Beyond conversations, access global capabilities like model enumeration through the RPC facade:

```java
client.start().get();
var models = client.getRpc().models.list().get();
models.forEach(m -> System.out.println(m.getName() + " – " + m.getDescription()));

```

## Summary

- The SDK architecture separates transport management (`CopilotClient`), conversation state (`CopilotSession`), and typed RPC access (`ServerRpc`).
- Core files include [`java/src/main/java/com/github/copilot/CopilotClient.java`](https://github.com/github/copilot-sdk/blob/main/java/src/main/java/com/github/copilot/CopilotClient.java) for entry points and [`java/src/main/java/com/github/copilot/CopilotSession.java`](https://github.com/github/copilot-sdk/blob/main/java/src/main/java/com/github/copilot/CopilotSession.java) for interaction logic.
- Java 17 is the minimum supported version, with enhanced performance on JDK 25+.
- All operations return `CompletableFuture` for flexible asynchronous or synchronous usage.
- Event-driven design supports real-time streaming of assistant responses and usage metrics.

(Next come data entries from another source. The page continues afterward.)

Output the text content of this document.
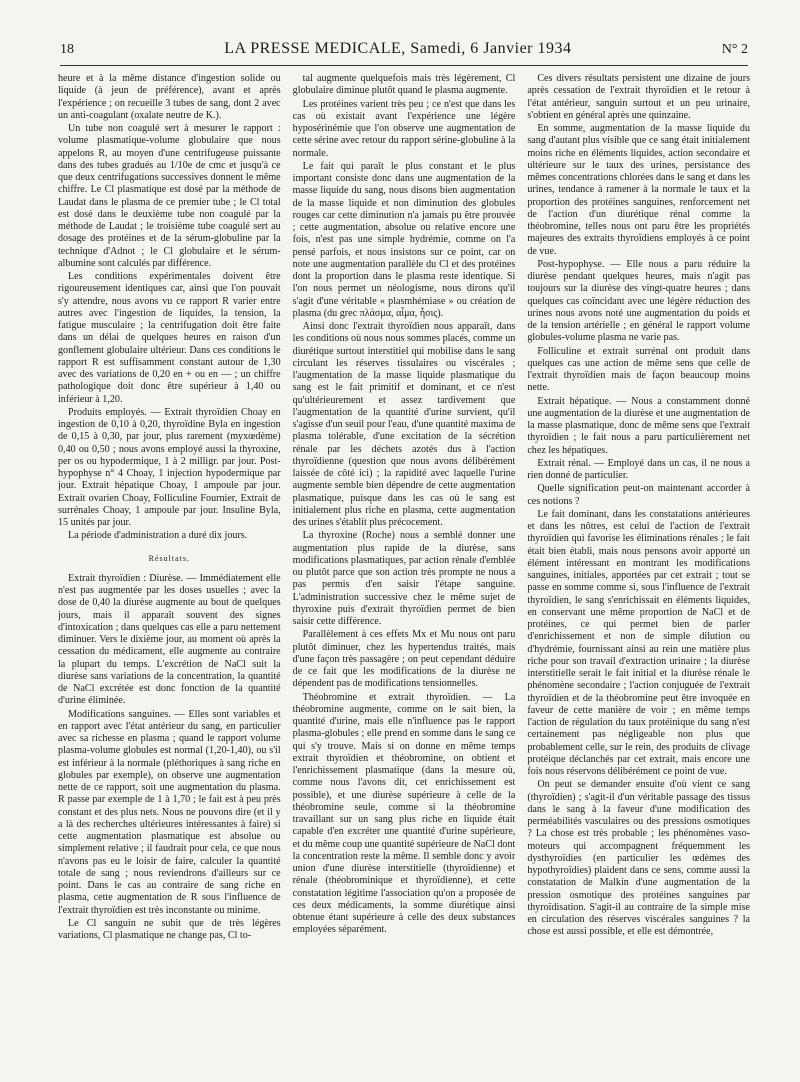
18	LA PRESSE MEDICALE, Samedi, 6 Janvier 1934	N° 2

heure et à la même distance d'ingestion solide ou liquide (à jeun de préférence), avant et après l'expérience ; on recueille 3 tubes de sang, dont 2 avec un anti-coagulant (oxalate neutre de K.).

Un tube non coagulé sert à mesurer le rapport : volume plasmatique-volume globulaire que nous appelons R, au moyen d'une centrifugeuse puissante dans des tubes gradués au 1/10e de cmc et jusqu'à ce que deux centrifugations successives donnent le même chiffre. Le Cl plasmatique est dosé par la méthode de Laudat dans le plasma de ce premier tube ; le Cl total est dosé dans le deuxième tube non coagulé par la méthode de Laudat ; le troisième tube coagulé sert au dosage des protéines et de la sérum-globuline par la technique d'Adnot ; le Cl globulaire et le sérum-albumine sont calculés par différence.

Les conditions expérimentales doivent être rigoureusement identiques car, ainsi que l'on pouvait s'y attendre, nous avons vu ce rapport R varier entre autres avec l'ingestion de liquides, la tension, la fatigue musculaire ; la centrifugation doit être faite dans un délai de quelques heures en raison d'un gonflement globulaire ultérieur. Dans ces conditions le rapport R est suffisamment constant autour de 1,30 avec des variations de 0,20 en + ou en — ; un chiffre pathologique doit donc être supérieur à 1,40 ou inférieur à 1,20.

Produits employés. — Extrait thyroïdien Choay en ingestion de 0,10 à 0,20, thyroïdine Byla en ingestion de 0,15 à 0,30, par jour, plus rarement (myxœdème) 0,40 ou 0,50 ; nous avons employé aussi la thyroxine, per os ou hypodermique, 1 à 2 milligr. par jour. Post-hypophyse n° 4 Choay, 1 injection hypodermique par jour. Extrait hépatique Choay, 1 ampoule par jour. Extrait ovarien Choay, Folliculine Fournier, Extrait de surrénales Choay, 1 ampoule par jour. Insuline Byla, 15 unités par jour.

La période d'administration a duré dix jours.

Résultats.

Extrait thyroïdien : Diurèse. — Immédiatement elle n'est pas augmentée par les doses usuelles ; avec la dose de 0,40 la diurèse augmente au bout de quelques jours, mais il apparaît souvent des signes d'intoxication ; dans quelques cas elle a paru nettement diminuer. Vers le dixième jour, au moment où après la cessation du médicament, elle augmente au contraire la plupart du temps. L'excrétion de NaCl suit la diurèse sans variations de la concentration, la quantité de NaCl excrétée est donc fonction de la quantité d'urine éliminée.

Modifications sanguines. — Elles sont variables et en rapport avec l'état antérieur du sang, en particulier avec sa richesse en plasma ; quand le rapport volume plasma-volume globules est normal (1,20-1,40), ou s'il est inférieur à la normale (pléthoriques à sang riche en globules par exemple), on observe une augmentation nette de ce rapport, soit une augmentation du plasma. R passe par exemple de 1 à 1,70 ; le fait est à peu près constant et des plus nets. Nous ne pouvons dire (et il y a là des recherches ultérieures intéressantes à faire) si cette augmentation plasmatique est absolue ou simplement relative ; il faudrait pour cela, ce que nous n'avons pas eu le loisir de faire, calculer la quantité totale de sang ; nous reviendrons d'ailleurs sur ce point. Dans le cas au contraire de sang riche en plasma, cette augmentation de R sous l'influence de l'extrait thyroïdien est très inconstante ou minime.

Le Cl sanguin ne subit que de très légères variations, Cl plasmatique ne change pas, Cl to-

tal augmente quelquefois mais très légèrement, Cl globulaire diminue plutôt quand le plasma augmente.

Les protéines varient très peu ; ce n'est que dans les cas où existait avant l'expérience une légère hyposérinémie que l'on observe une augmentation de cette sérine avec retour du rapport sérine-globuline à la normale.

Le fait qui paraît le plus constant et le plus important consiste donc dans une augmentation de la masse liquide du sang, nous disons bien augmentation de la masse liquide et non diminution des globules rouges car cette diminution n'a jamais pu être prouvée ; cette augmentation, absolue ou relative encore une fois, n'est pas une simple hydrémie, comme on l'a pensé parfois, et nous insistons sur ce point, car on note une augmentation parallèle du Cl et des protéines dont la proportion dans le plasma reste identique. Si l'on nous permet un néologisme, nous dirons qu'il s'agit d'une véritable « plasmhémiase » ou création de plasma (du grec πλάσμα, αἷμα, ἧσις).

Ainsi donc l'extrait thyroïdien nous apparaît, dans les conditions où nous nous sommes placés, comme un diurétique surtout interstitiel qui mobilise dans le sang circulant les réserves tissulaires ou viscérales ; l'augmentation de la masse liquide plasmatique du sang est le fait primitif et dominant, et ce n'est qu'ultérieurement et assez tardivement que l'augmentation de la quantité d'urine survient, qu'il s'agisse d'un seuil pour l'eau, d'une quantité maxima de plasma tolérable, d'une excitation de la sécrétion rénale par les déchets azotés dus à l'action thyroïdienne (question que nous avons délibérément laissée de côté ici) ; la rapidité avec laquelle l'urine augmente semble bien dépendre de cette augmentation plasmatique, puisque dans les cas où le sang est initialement plus riche en plasma, cette augmentation des urines s'établit plus précocement.

La thyroxine (Roche) nous a semblé donner une augmentation plus rapide de la diurèse, sans modifications plasmatiques, par action rénale d'emblée ou plutôt parce que son action très prompte ne nous a pas permis d'en saisir l'étape sanguine. L'administration successive chez le même sujet de thyroxine puis d'extrait thyroïdien permet de bien saisir cette différence.

Parallèlement à ces effets Mx et Mu nous ont paru plutôt diminuer, chez les hypertendus traités, mais d'une façon très passagère ; on peut cependant déduire de ce fait que les modifications de la diurèse ne dépendent pas de modifications tensionnelles.

Théobromine et extrait thyroïdien. — La théobromine augmente, comme on le sait bien, la quantité d'urine, mais elle n'influence pas le rapport plasma-globules ; elle prend en somme dans le sang ce qui s'y trouve. Mais si on donne en même temps extrait thyroïdien et théobromine, on obtient et l'enrichissement plasmatique (dans la mesure où, comme nous l'avons dit, cet enrichissement est possible), et une diurèse supérieure à celle de la théobromine seule, comme si la théobromine travaillant sur un sang plus riche en liquide était capable d'en excréter une quantité d'urine supérieure, et du même coup une quantité supérieure de NaCl dont la concentration reste la même. Il semble donc y avoir union d'une diurèse interstitielle (thyroïdienne) et rénale (théobrominique et thyroïdienne), et cette constatation légitime l'association qu'on a proposée de ces deux médicaments, la somme diurétique ainsi obtenue étant supérieure à celle des deux substances employées séparément.

Ces divers résultats persistent une dizaine de jours après cessation de l'extrait thyroïdien et le retour à l'état antérieur, sanguin surtout et un peu urinaire, s'obtient en général après une quinzaine.

En somme, augmentation de la masse liquide du sang d'autant plus visible que ce sang était initialement moins riche en éléments liquides, action secondaire et ultérieure sur le taux des urines, persistance des mêmes concentrations chlorées dans le sang et dans les urines, tendance à ramener à la normale le taux et la proportion des protéines sanguines, renforcement net de l'action d'un diurétique rénal comme la théobromine, telles nous ont paru être les propriétés majeures des extraits thyroïdiens employés à ce point de vue.

Post-hypophyse. — Elle nous a paru réduire la diurèse pendant quelques heures, mais n'agit pas toujours sur la diurèse des vingt-quatre heures ; dans quelques cas coïncidant avec une légère réduction des urines nous avons noté une augmentation du poids et de la tension artérielle ; en général le rapport volume globules-volume plasma ne varie pas.

Folliculine et extrait surrénal ont produit dans quelques cas une action de même sens que celle de l'extrait thyroïdien mais de façon beaucoup moins nette.

Extrait hépatique. — Nous a constamment donné une augmentation de la diurèse et une augmentation de la masse plasmatique, donc de même sens que l'extrait thyroïdien ; le fait nous a paru particulièrement net chez les hépatiques.

Extrait rénal. — Employé dans un cas, il ne nous a rien donné de particulier.

Quelle signification peut-on maintenant accorder à ces notions ?

Le fait dominant, dans les constatations antérieures et dans les nôtres, est celui de l'action de l'extrait thyroïdien qui favorise les éliminations rénales ; le fait était bien établi, mais nous pensons avoir apporté un élément intéressant en montrant les modifications sanguines, initiales, apportées par cet extrait ; tout se passe en somme comme si, sous l'influence de l'extrait thyroïdien, le sang s'enrichissait en éléments liquides, en conservant une même proportion de NaCl et de protéines, ce qui permet bien de parler d'enrichissement et non de simple dilution ou d'hydrémie, fournissant ainsi au rein une matière plus riche pour son travail d'extraction urinaire ; la diurèse interstitielle serait le fait initial et la diurèse rénale le phénomène secondaire ; l'action conjuguée de l'extrait thyroïdien et de la théobromine peut être invoquée en faveur de cette manière de voir ; en même temps l'action de régulation du taux protéinique du sang n'est certainement pas négligeable non plus que probablement celle, sur le rein, des produits de clivage protéique déclanchés par cet extrait, mais encore une fois nous réservons délibérément ce point de vue.

On peut se demander ensuite d'où vient ce sang (thyroïdien) ; s'agit-il d'un véritable passage des tissus dans le sang à la faveur d'une modification des perméabilités vasculaires ou des pressions osmotiques ? La chose est très probable ; les phénomènes vaso-moteurs qui accompagnent fréquemment les dysthyroïdies (en particulier les œdèmes des hypothyroïdies) plaident dans ce sens, comme aussi la constatation de Malkin d'une augmentation de la pression osmotique des protéines sanguines par thyroïdisation. S'agit-il au contraire de la simple mise en circulation des réserves viscérales sanguines ? la chose est aussi possible, et elle est démontrée,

## Frequently Asked Questions

### What Java version is required for the GitHub Copilot SDK?

The SDK requires Java 17 or higher as a baseline. For applications running on JDK 25 or above, the SDK automatically leverages virtual threads for improved concurrency performance.

### How does the SDK communicate with the Copilot service?

The SDK launches a Copilot CLI server as a child process (or connects to an existing one via `cliUrl`) and establishes a JSON-RPC channel over STDIO or TCP. This architecture is implemented in [`java/src/main/java/com/github/copilot/CopilotClient.java`](https://github.com/github/copilot-sdk/blob/main/java/src/main/java/com/github/copilot/CopilotClient.java) and manages process lifecycle through `Connection` and `CliServerManager` objects.

### Can I use the SDK without Maven or Gradle?

Yes. The repository includes [`java/jbang-example.java`](https://github.com/github/copilot-sdk/blob/main/java/jbang-example.java), a standalone executable script compatible with JBang. This approach requires no build configuration and runs with a single command, making it ideal for testing and demonstration purposes.

### How do I handle long-running or streaming responses?

Register event listeners on the `CopilotSession` instance for `AssistantMessageEvent.class` to receive content chunks as they are generated. The `sendAndWait()` method returns a `CompletableFuture` that completes when the full response is finished, allowing you to combine streaming event handling with synchronous coordination points.